Wet gangrene: liquefactive necrosis; often involves internal organs; can be rapidly fatal if unchecked.
Gas gangrene: infection by anaerobic Clostridium species; gas production (gas bubbles) and crepitus; associated with myonecrosis.
Treatments for Gangrene
Removal of dead tissue: debridement; amputation where necessary; maggot debridement therapy (as adjunct).
Antimicrobial agents.
Revascularization: surgical transposition, angioplasty; promote blood flow to viable tissue.
Hyperbaric oxygen therapy for gas gangrene in selected cases.
Cellular Aging
Cumulative result of factors causing cellular and molecular damage.
Progressive decline in proliferative and reparative capacity of cells with age.
Responsible mechanisms:
DNA damage
Reduced proliferative capacity of stem cells
Accumulation of metabolic damage
Physiologic aging features:
Age-related decrease in functional reserve
Decreased adaptability to environmental demands
Apoptosis and Programmed Cell Death
Regulated or programmed cell death; can be triggered by extrinsic (external signals) or intrinsic (internal stress) factors.

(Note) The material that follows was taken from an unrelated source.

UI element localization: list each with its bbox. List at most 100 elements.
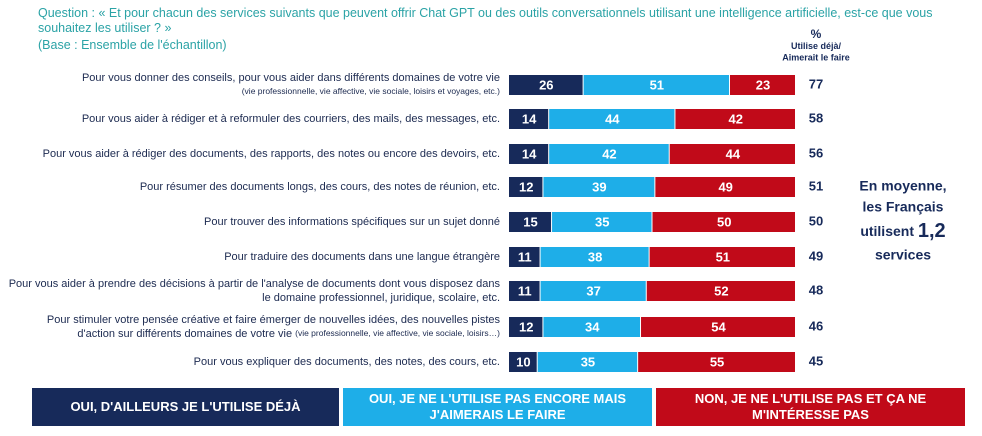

Not usually associated with systemic inflammation.
Rate of apoptosis relative to cell replacement affects tissue/organ function.
Programmed Senescence Theory
Intrinsic genetic program that limits cellular replication.

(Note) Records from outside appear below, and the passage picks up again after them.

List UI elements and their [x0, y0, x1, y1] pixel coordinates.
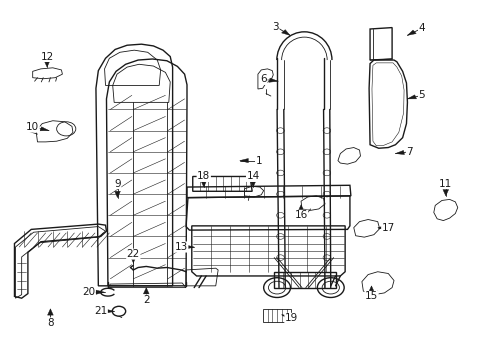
- Polygon shape: [407, 95, 416, 99]
- Text: 3: 3: [272, 22, 278, 32]
- Bar: [262, 310, 290, 322]
- Polygon shape: [40, 127, 49, 131]
- Text: 4: 4: [418, 23, 424, 33]
- Polygon shape: [281, 315, 290, 320]
- Polygon shape: [407, 30, 415, 35]
- Polygon shape: [143, 288, 149, 294]
- Polygon shape: [268, 78, 278, 82]
- Text: 18: 18: [197, 171, 210, 181]
- Polygon shape: [44, 61, 50, 67]
- Text: 8: 8: [47, 318, 54, 328]
- Text: 17: 17: [381, 222, 394, 233]
- Polygon shape: [185, 245, 194, 249]
- Polygon shape: [47, 309, 53, 315]
- Polygon shape: [395, 150, 404, 154]
- Text: 9: 9: [114, 179, 121, 189]
- Text: 7: 7: [406, 147, 412, 157]
- Polygon shape: [377, 225, 386, 230]
- Text: 10: 10: [26, 122, 39, 132]
- Polygon shape: [96, 290, 104, 294]
- Polygon shape: [281, 30, 289, 35]
- Polygon shape: [298, 205, 304, 211]
- Polygon shape: [114, 191, 120, 198]
- Text: 22: 22: [126, 249, 140, 259]
- Polygon shape: [368, 286, 374, 292]
- Text: 2: 2: [142, 295, 149, 305]
- Text: 11: 11: [438, 179, 451, 189]
- Polygon shape: [250, 181, 256, 187]
- Text: 12: 12: [41, 51, 54, 62]
- Text: 15: 15: [364, 292, 377, 301]
- Polygon shape: [442, 189, 447, 196]
- Text: 21: 21: [94, 306, 107, 316]
- Polygon shape: [201, 181, 206, 187]
- Text: 5: 5: [418, 90, 424, 100]
- Text: 20: 20: [82, 287, 95, 297]
- Text: 16: 16: [294, 210, 307, 220]
- Polygon shape: [239, 158, 248, 163]
- Text: 6: 6: [260, 75, 266, 85]
- Text: 19: 19: [284, 313, 298, 323]
- Polygon shape: [105, 309, 114, 313]
- Text: 1: 1: [255, 156, 262, 166]
- Text: 14: 14: [246, 171, 259, 181]
- Polygon shape: [130, 257, 136, 263]
- Bar: [274, 272, 335, 288]
- Text: 13: 13: [174, 242, 187, 252]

Decline in telomerase production leads to shortened telomeres with each cell division.
Cells die when telomere length reaches a critical threshold.

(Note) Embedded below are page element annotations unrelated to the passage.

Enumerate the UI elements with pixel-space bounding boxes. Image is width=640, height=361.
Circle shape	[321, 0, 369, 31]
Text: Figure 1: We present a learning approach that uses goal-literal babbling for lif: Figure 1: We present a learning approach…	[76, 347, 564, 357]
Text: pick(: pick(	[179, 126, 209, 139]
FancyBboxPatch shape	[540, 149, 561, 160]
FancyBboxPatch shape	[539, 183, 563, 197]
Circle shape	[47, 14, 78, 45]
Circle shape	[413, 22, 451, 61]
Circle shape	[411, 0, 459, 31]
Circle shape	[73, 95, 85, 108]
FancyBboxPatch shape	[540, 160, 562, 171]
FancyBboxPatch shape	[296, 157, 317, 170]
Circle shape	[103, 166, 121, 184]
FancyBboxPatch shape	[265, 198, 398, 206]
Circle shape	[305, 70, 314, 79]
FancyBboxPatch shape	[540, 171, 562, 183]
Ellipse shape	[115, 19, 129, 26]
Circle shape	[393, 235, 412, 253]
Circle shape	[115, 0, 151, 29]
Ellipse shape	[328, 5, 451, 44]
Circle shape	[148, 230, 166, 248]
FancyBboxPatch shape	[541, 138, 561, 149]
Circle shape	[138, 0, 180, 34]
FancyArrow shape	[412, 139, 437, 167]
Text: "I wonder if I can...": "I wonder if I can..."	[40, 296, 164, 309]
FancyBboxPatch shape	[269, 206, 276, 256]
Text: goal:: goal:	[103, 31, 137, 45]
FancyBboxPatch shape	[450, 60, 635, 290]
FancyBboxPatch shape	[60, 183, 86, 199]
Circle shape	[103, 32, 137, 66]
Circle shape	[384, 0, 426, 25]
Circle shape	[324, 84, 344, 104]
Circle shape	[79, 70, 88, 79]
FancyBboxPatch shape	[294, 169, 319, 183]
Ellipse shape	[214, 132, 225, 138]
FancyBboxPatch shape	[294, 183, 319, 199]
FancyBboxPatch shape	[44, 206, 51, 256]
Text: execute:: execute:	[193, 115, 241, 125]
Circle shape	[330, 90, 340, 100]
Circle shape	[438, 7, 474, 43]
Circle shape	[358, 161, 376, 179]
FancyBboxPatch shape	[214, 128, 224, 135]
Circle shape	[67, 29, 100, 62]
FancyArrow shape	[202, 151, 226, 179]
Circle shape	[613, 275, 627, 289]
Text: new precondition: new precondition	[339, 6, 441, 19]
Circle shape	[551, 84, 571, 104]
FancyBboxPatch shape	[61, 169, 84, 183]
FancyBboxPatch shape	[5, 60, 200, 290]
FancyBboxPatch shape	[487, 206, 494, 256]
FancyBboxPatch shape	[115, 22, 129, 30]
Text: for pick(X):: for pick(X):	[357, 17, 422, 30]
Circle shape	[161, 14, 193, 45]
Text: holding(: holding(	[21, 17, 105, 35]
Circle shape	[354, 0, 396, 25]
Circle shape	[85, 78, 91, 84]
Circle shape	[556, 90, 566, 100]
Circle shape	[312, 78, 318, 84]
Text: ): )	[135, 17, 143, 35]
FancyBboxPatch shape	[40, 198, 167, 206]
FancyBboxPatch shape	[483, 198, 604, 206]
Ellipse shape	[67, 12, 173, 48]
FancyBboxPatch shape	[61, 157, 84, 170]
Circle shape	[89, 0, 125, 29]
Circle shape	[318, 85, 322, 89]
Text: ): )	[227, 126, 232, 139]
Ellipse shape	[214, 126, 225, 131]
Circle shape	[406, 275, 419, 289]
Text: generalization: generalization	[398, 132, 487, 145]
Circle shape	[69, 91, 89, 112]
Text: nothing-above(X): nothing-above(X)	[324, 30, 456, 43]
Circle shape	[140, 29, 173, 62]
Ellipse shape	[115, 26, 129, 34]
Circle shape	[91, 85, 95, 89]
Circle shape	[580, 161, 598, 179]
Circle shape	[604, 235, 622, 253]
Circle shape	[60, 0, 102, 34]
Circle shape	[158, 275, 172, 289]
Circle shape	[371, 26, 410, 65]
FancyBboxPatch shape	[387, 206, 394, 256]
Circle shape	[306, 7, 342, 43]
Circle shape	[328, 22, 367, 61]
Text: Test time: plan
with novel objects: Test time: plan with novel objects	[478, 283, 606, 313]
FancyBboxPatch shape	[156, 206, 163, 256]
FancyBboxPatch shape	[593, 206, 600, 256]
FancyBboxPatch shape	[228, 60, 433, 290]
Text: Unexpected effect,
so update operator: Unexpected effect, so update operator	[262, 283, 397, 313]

Somatic Death (Whole-Body Death)
Death of the entire organism; no inflammatory or immune response precedes death.
Typical features include cessation of respiration and heartbeat, temperature decline, pallor from blood pooling, rigor mortis, and postmortem autolysis.
Brain death criteria: absence of brainstem reflexes, absence of electrical brain activity, and cessation of cerebral blood flow; used to determine somatic death.
Summary: Key Concepts to Remember
Reversible vs irreversible injury hinges on membrane integrity, ATP availability, and the ability to restore normal function.
Necrosis vs apoptosis differ in regulation, energetics, morphology, and inflammatory response.
Ischemia drives most acute cellular injury; reperfusion can paradoxically worsen injury via calcium overload and ROS.
Cells adapt to stress via atrophy, hypertrophy, hyperplasia, metaplasia, and dysplasia; these adaptations can be protective or pre-cancerous if stress persists.
Intracellular accumulations reflect altered metabolism, enzymatic defects, or external substances, and can lead to organ dysfunction if extensive.
Types of necrosis (coagulative, liquefactive, caseous, fat) have diagnostic implications for tissue injury etiology.
Gangrene represents extensive necrosis with specific patterns (dry, wet, gas) and requires aggressive management.
Cellular aging is driven by cumulative damage and telomere biology; apoptosis and senescence contribute to aging phenotypes and tissue function.
Somatic death involves diagnostic criteria (e.g., brain death) and characteristic postmortem changes.
Next Week Preview
Review chapters 3 & 4.
Preview Banasik chapter 53 and Karch appendix B.
"For next week" reminders and study prompts:
Integrate understanding of how energy failure links to membrane damage and cell death.
Practice distinguishing necrosis vs apoptosis through morphology and regulatory pathways.
Connect ischemia and reperfusion concepts to clinical scenarios (e.g., myocardial infarction, stroke).